La révélation qui est notre héritage.
Parmi les sept églises pagano-chrétiennes auxquelles sont adressées les lettres d’Apocalypse 2-3, cinq sont menacées, plus ou moins fortement, de perdre leur identité chrétienne. Pourquoi ? parce qu’elles s’éloignaient du christianisme des origines, qui se dénaturait sous la pression de leur époque et de leur contexte socio-culturel.
La révélation-socle du christianisme (l’Ancien Testament) rappelle à de nombreuses reprises au peuple de Dieu de conserver et de transmettre la Parole de Dieu reçue à la génération suivante, ce qui est parfois interprété aujourd’hui comme un abus d’autorité, un conditionnement religieux.
« Mettez dans votre coeur et dans votre âme ces paroles que je vous dis. Vous les lierez comme un signe sur vos mains, et elles seront comme des fronteaux entre vos yeux. Vous les enseignerez à vos enfants, et vous leur en parlerez quand tu seras dans ta maison, quand tu iras en voyage, quand tu te coucheras et quand tu te lèveras. Tu les écriras sur les poteaux de ta maison et sur tes portes » (Deutéronome 11 v. 18 à 20).
« Vous n’ajouterez rien à ce que je vous prescris, et vous n’en retrancherez rien ; mais vous observerez les commandements de l’Éternel, votre Dieu, tels que je vous les prescris » (Deutéronome 4 v. 2).
« Vous observerez et vous mettrez en pratique toutes les choses que je vous ordonne; vous n’y ajouterez rien, et vous n’en retrancherez rien » (Deutéronome 12 v. 32).
On critique la rigidité de la théologie, et son cadre étroit, mais Dieu n’est pas complètement étranger au phénomène.

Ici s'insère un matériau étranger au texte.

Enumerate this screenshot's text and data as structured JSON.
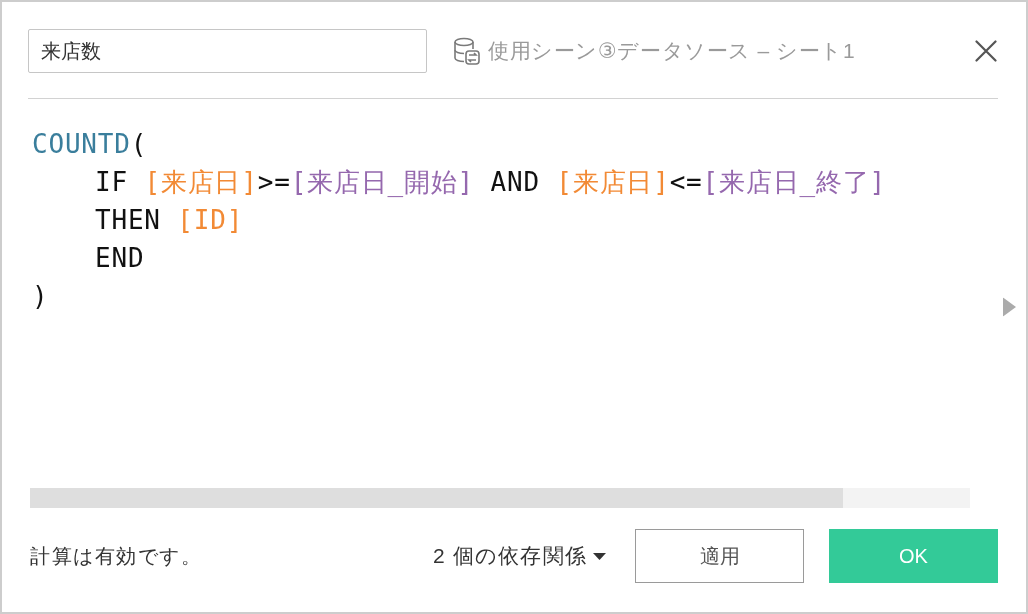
{
  "calculation": {
    "name": "来店数",
    "data_source": "使用シーン③データソース – シート1"
  },
  "code": {
    "lines": [
      {
        "runs": [
          [
            {
              "kind": "function",
              "text": "COUNTD"
            },
            {
              "kind": "punctuation",
              "text": "("
            }
          ]
        ],
        "children": [
          {
            "runs": [
              [
                {
                  "kind": "keyword",
                  "text": "IF"
                }
              ],
              [
                {
                  "kind": "field",
                  "text": "[来店日]"
                },
                {
                  "kind": "operator",
                  "text": ">="
                },
                {
                  "kind": "parameter",
                  "text": "[来店日_開始]"
                }
              ],
              [
                {
                  "kind": "keyword",
                  "text": "AND"
                }
              ],
              [
                {
                  "kind": "field",
                  "text": "[来店日]"
                },
                {
                  "kind": "operator",
                  "text": "<="
                },
                {
                  "kind": "parameter",
                  "text": "[来店日_終了]"
                }
              ]
            ]
          },
          {
            "runs": [
              [
                {
                  "kind": "keyword",
                  "text": "THEN"
                }
              ],
              [
                {
                  "kind": "field",
                  "text": "[ID]"
                }
              ]
            ]
          },
          {
            "runs": [
              [
                {
                  "kind": "keyword",
                  "text": "END"
                }
              ]
            ]
          }
        ]
      },
      {
        "runs": [
          [
            {
              "kind": "punctuation",
              "text": ")"
            }
          ]
        ]
      }
    ]
  },
  "status": "計算は有効です。",
  "dependencies": {
    "label": "2 個の依存関係"
  },
  "buttons": [
    {
      "label": "適用",
      "kind": "secondary"
    },
    {
      "label": "OK",
      "kind": "primary"
    }
  ]
}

Le Nouveau Testament est encore plus clair :
« Bien-aimés, comme je désirais vivement vous écrire au sujet de notre salut commun, je me suis senti obligé de le faire afin de vous exhorter à combattre pour la foi qui a été transmise aux saints une fois pour toutes. Car il s’est glissé parmi vous certains hommes, dont la condamnation est écrite depuis longtemps, des impies, qui changent la grâce de notre Dieu en dissolution, et qui renient notre seul maître et Seigneur Jésus-Christ » (Jude 1 v. 3 et 4).
« Ne vous conformez pas au siècle présent » (Romains 12 v. 2)
« Car nous ne falsifions point la parole de Dieu, comme font plusieurs ; mais c’est avec sincérité, mais c’est de la part de Dieu, que nous parlons en Christ devant Dieu » (2 Corinthiens 2 v. 17).
« Je le déclare à quiconque entend les paroles de la prophétie de ce livre: Si quelqu’un y ajoute quelque chose, Dieu le frappera des fléaux décrits dans ce livre; et si quelqu’un retranche quelque chose des paroles du livre de cette prophétie, Dieu retranchera sa part de l’arbre de la vie et de la ville sainte, décrits dans ce livre » (Apocalypse 22 v. 18 et 19).
Cet avertissement concerne le livre de l’Apocalypse. Mais le fait que cette menace existe prouve que Dieu protégera et défendra la révélation contenue dans sa Parole, dans un positionnement très éloigné de la vision d’un Dieu hyper-tolérant, et qui a accompli sa pleine maturation en laissant derrière lui (et derrière l’humanité) son époque légaliste. Ça, c’est le Dieu du « christianisme progressiste ».
« Je m’étonne de ce que vous vous détourniez si promptement de celui qui vous a appelés par la Grâce de Christ, pour passer à un autre évangile ; non pas qu’il existe un autre évangile, mais il y a des gens qui vous troublent, et qui veulent altérer l’évangile de Christ » (Galates 1 v. 6 et 7). Paul annonçait une vérité révélée de la perdition et du salut : la vérité absolue.
Aujourd’hui, des millions de chrétiens se revendiquent d’un christianisme honorant Jésus d’une certaine manière, mais en lui retirant son statut divin : c’est « un autre évangile », sans le Dieu véritable et la vie éternelle. C’est le résultat d’un exploit spirituel aussi grand que celui accompli en Eden, et qui provoqua la chute de l’humanité. Quelque chose de très proche.